06. Quelques règles supplémentaires

Comme nous l’avons vu, il convient a priori d’être rigoureux, conformément à l’opinion du Maguen Avraham, en ne reculant pas de trois pas à l’intérieur des quatre coudées qui s’étendent devant la fidèle située derrière soi, même si celle-ci n’est pas exactement située sur la même ligne.

Toutefois, la personne qui prolonge ainsi sa ‘Amida est parfois en proie au trouble, car elle ne veut pas empêcher celle qui se trouve devant elle de reculer de trois pas à la fin de sa prière. Quand celle qui attend s’aperçoit de cela, il est préférable qu’elle suive l’avis du Elya Rabba, selon lequel, dès lors que l’autre fidèle n’est pas véritablement dans le même axe que soi, on peut reculer de trois pas.

De même, si l’on a coutume de s’étendre dans sa ‘Amida, il est permis de demander aux fidèles situées devant soi de ne pas attendre que l’on ait terminé. Alors, il leur sera permis de reculer immédiatement après avoir terminé leur ‘Amida. Quant à celle qui prie vraiment devant soi, sur le même axe, elle reculera en diagonale, afin de ne pas reculer véritablement devant sa camarade (La Prière d’Israël 17, note 20).

En général, quand on sait que l’on prie lentement, il convient de ne pas prier derrière sa camarade, afin de ne pas bloquer celle-ci et la gêner ainsi.

Les A’haronim discutent de la question de savoir si la règle applicable à l’enfant en prière est semblable à celle qui s’applique à l’adulte : est-il interdit de reculer devant un enfant qui récite la ‘Amida et de s’asseoir dans ses quatre coudées ? (Cf. Arba’ amot chel téphila, p. 254-257) Puisque cette règle est rabbinique, la halakha est conforme à l’opinion indulgente ; mais ceux qui veulent apporter un supplément de perfection à leur pratique seront rigoureux.
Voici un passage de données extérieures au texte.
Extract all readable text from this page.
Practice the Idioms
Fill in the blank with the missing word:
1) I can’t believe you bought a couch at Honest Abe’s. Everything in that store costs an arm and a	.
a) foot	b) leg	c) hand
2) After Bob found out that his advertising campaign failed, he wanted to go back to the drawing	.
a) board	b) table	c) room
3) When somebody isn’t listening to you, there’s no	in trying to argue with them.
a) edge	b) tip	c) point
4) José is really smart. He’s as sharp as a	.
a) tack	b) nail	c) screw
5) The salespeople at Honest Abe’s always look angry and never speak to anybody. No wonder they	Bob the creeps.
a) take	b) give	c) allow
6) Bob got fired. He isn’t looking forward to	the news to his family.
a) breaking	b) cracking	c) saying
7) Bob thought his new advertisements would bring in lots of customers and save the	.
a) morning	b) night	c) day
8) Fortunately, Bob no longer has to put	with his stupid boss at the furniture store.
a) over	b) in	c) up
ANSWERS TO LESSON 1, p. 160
Chapitre 15 – Qorbanot et Pessouqé dezimra

Jusqu’ici, nous avons étudié des règles applicables aussi bien aux hommes qu’aux femmes, comme l’ablution des mains, les bénédictions du matin, celles de la Torah, et la ‘Amida. Dans les chapitres suivants, nous étudierons des prières obligatoires pour les hommes mais dont les femmes sont dispensées ; toutefois, celles qui veulent apporter à leur prière un supplément de perfection ont l’usage de les réciter.